A maternity hospital has shared a unique guide to show expectant mothers know how dilated their cervix becomes during labour - by using Easter eggs.

Royal Devon and Exeter Maternity Services posted the chart on Facebook, using  different sized chocolate treats to help women visualise the stages of childbirth.  

When mothers reach 10cm - or the equivalent of a full-size Cadbury Easter egg - then it could be time for them to push, as this is the size a cervix needs to be for a baby to pass through. 

A maternity hospital shared a useful guide, pictured, to show how dilated the cervix is in labour ranging from a small 1cm mini egg to a 10cm Cadbury's Easter egg

Before they reach that stage, mother's go through the  Lindy, Dime and Smarties egg stages, before reaching the boiled egg stage at 5cm and Kind Surprise at 6cm. 

Things probably start to get more painful around the 7cm stage, represented by a Milkybar egg, which is going past the small chocolate treat size and becoming a proper Easter egg. 

The later stages of dilation were represented by an 8cm Buttons egg and a 8cm Rolo egg respectively.  



Royal Devon and Exeter Maternity Services posted: 'For all the chocoholics out there - a good way of knowing how dilated the cervix is in labour.' 

Thousands of people have commented on the Facebook post and tagged expectant mothers so they can see the handy guide.

One person wrote: 'Happy Easter. The human body is amazing. I also think this might help me not "treat yoself" with the eggs this year!'

One woman wrote 'I'm not entirely sure if I'm traumatised or impressed by this, but I'm making you join me in this feeling' after she tagged a friend in the post. 

Thousands of people commented on the post saying it was amazing to see the comparison but also revealing they might think twice about eating so many chocolate eggs this Easter time

While others said they were pleased they hadn't seen the chocolate-inspired guide before they gave birth.

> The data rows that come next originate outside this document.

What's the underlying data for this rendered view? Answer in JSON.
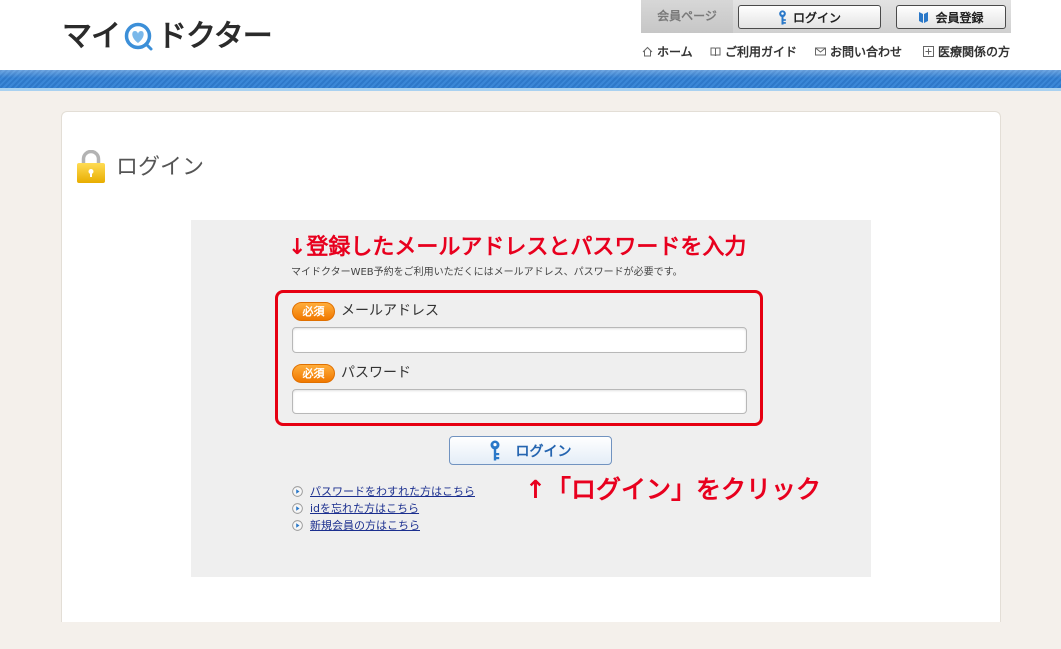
{
  "header": {
    "logo": {
      "left": "マイ",
      "right": "ドクター",
      "icon": "heart-stethoscope-icon"
    },
    "member_page_label": "会員ページ",
    "login_button": {
      "label": "ログイン",
      "icon": "key-icon"
    },
    "register_button": {
      "label": "会員登録",
      "icon": "book-icon"
    },
    "nav": [
      {
        "label": "ホーム",
        "icon": "home-icon"
      },
      {
        "label": "ご利用ガイド",
        "icon": "open-book-icon"
      },
      {
        "label": "お問い合わせ",
        "icon": "envelope-icon"
      },
      {
        "label": "医療関係の方",
        "icon": "plus-square-icon"
      }
    ]
  },
  "main": {
    "title": "ログイン",
    "title_icon": "padlock-icon",
    "annotation_top": "↓登録したメールアドレスとパスワードを入力",
    "description": "マイドクターWEB予約をご利用いただくにはメールアドレス、パスワードが必要です。",
    "form": {
      "email": {
        "badge": "必須",
        "label": "メールアドレス",
        "value": ""
      },
      "password": {
        "badge": "必須",
        "label": "パスワード",
        "value": ""
      },
      "submit": {
        "label": "ログイン",
        "icon": "key-icon"
      }
    },
    "annotation_bottom": "↑「ログイン」をクリック",
    "links": [
      {
        "label": "パスワードをわすれた方はこちら",
        "icon": "circle-arrow-icon"
      },
      {
        "label": "idを忘れた方はこちら",
        "icon": "circle-arrow-icon"
      },
      {
        "label": "新規会員の方はこちら",
        "icon": "circle-arrow-icon"
      }
    ]
  },
  "colors": {
    "annotation_red": "#e8001e",
    "brand_blue": "#2e78c9",
    "badge_orange": "#f07800",
    "page_background": "#f4f0eb",
    "form_background": "#efefef"
  }
}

One woman wrote 'glad I didn't see this before' and others added 'I don’t think I’ll ever look at a chocolate egg the same way again.'

During the first stage of labour, the muscles of the uterus contract, pulling up the cervix and causing it to gradually open up (dilate). 

At the same time, the baby's head slowly moves down into the pelvis, pressing on the cervix and helping it to dilate.

In a textbook labour, regular contractions lasting 20-30 seconds occur every 20-30 minutes, accompanied by what many women say feels like period pain. 

When a doctor or midwife can fit two fingers into the cervix, the mother is said to be about 3cm dilated and therefore in established labour.

When the cervix is fully open it will measure about 10cm across. As the cervix opens, contractions may come more frequently and last longer. They may also be more painful.